Hang a weight (F) from the middle of a horizontal wire of length L, attached on both sides. The wire has an effective modulus (E) and effective area (A). Find an equation for the new length of the wire L_F. (NOTE: Do not try to solve for a form L_F =, this is too hard).

Homework Equations

To see the equations I thought were relevant, see my attempt at the solution.

The Attempt at a Solution

Force Balance Equation: T = $\frac{Fcosθ}{2}$

Compatibility Equation: ∂ = ∂₁ + ∂₂. ∂₁ = ∂₂.

Force-Displacement Equation: ∂₁ = $\frac{TL}{2EA}$ = $\frac{FLcosθ}{4EA}$.

This gives: ∂=2∂₁ = $\frac{FLcosθ}{2EA}$

Which gives a final answer of: L_F=L+∂ = L + $\frac{FLcosθ}{2EA}$.

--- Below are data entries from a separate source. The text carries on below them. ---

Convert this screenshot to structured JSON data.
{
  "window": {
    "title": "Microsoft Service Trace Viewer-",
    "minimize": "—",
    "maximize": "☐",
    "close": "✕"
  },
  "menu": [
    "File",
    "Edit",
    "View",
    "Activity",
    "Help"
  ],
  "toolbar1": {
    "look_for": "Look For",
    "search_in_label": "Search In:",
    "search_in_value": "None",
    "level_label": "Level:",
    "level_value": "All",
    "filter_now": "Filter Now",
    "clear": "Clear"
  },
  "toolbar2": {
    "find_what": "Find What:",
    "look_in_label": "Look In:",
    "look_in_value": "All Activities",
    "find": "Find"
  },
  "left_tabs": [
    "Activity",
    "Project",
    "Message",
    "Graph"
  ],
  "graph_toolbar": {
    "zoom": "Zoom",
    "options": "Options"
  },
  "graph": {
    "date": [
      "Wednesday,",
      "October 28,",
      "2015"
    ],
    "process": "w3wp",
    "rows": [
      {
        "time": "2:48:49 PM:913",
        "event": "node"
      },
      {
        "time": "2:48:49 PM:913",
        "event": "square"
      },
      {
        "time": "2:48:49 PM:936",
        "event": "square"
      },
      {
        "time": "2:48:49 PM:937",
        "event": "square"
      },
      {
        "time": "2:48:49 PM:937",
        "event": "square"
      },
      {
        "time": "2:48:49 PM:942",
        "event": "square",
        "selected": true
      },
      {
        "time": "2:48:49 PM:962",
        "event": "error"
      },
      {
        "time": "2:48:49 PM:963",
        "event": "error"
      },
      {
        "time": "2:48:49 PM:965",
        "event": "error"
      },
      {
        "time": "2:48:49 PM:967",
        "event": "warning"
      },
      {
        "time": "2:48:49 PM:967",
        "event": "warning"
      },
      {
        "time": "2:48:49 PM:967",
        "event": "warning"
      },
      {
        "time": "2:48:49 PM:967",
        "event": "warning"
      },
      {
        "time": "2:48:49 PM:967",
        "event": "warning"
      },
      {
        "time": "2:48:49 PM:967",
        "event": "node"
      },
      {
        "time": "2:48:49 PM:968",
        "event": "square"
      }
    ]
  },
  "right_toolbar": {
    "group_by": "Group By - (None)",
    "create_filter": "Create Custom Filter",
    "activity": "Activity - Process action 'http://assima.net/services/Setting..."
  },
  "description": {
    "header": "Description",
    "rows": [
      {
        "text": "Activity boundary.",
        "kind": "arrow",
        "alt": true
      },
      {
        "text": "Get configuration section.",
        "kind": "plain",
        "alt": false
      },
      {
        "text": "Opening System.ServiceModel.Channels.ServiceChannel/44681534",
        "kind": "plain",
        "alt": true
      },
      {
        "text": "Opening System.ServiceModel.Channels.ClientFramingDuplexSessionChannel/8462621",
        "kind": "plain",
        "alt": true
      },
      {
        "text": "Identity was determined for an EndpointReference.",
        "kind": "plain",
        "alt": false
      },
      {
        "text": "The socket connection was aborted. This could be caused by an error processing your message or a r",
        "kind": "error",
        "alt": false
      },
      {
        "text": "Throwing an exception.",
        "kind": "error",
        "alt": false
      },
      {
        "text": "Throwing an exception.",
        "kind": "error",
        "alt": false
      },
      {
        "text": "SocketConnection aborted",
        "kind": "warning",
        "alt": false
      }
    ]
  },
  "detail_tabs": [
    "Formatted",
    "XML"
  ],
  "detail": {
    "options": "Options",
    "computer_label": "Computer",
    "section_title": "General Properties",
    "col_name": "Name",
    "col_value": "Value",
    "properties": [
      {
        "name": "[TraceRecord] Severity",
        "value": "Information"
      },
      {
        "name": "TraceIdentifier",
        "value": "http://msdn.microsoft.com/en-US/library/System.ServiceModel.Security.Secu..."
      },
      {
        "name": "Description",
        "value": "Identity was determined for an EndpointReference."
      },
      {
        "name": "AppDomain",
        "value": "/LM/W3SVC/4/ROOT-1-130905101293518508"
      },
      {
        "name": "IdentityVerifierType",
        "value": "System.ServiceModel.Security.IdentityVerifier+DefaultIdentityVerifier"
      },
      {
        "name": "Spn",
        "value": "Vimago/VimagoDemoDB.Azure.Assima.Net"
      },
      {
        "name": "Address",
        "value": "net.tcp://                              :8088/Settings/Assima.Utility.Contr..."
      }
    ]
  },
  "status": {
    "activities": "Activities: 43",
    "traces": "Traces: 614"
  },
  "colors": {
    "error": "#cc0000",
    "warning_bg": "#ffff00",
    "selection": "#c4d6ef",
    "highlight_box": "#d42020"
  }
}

But I'm not confident in my work, because professor said it would be too difficult to solve for the solution in this form.

 

[Spinnor]

From where do you measure θ? What is θ when F goes to zero?

 

[Slimjimi]

Theta is the angle made at the support ends. Theta is the same on the left and right side. When F=0, Theta=0, theoretically.

 

[Spinnor]

Shouldn't you have then,

2Tsinθ = F

 

[ansrox]

Okay I've got the same problem as part of a homework.
I agree that you need 2Tsin(A)=F

 

[Slimjimi]

So then, with the new force balance equation, we get:

∂₁ = $\frac{TL}{2EA}$ = $\frac{FL}{4EAsinθ}$

Which gives us:

∂=∂₁ + ∂₂ = 2∂₁ = $\frac{FL}{2EAsinθ}$

So the final answer then would be:

L_F=L+$\frac{LF}{2EAsinθ}$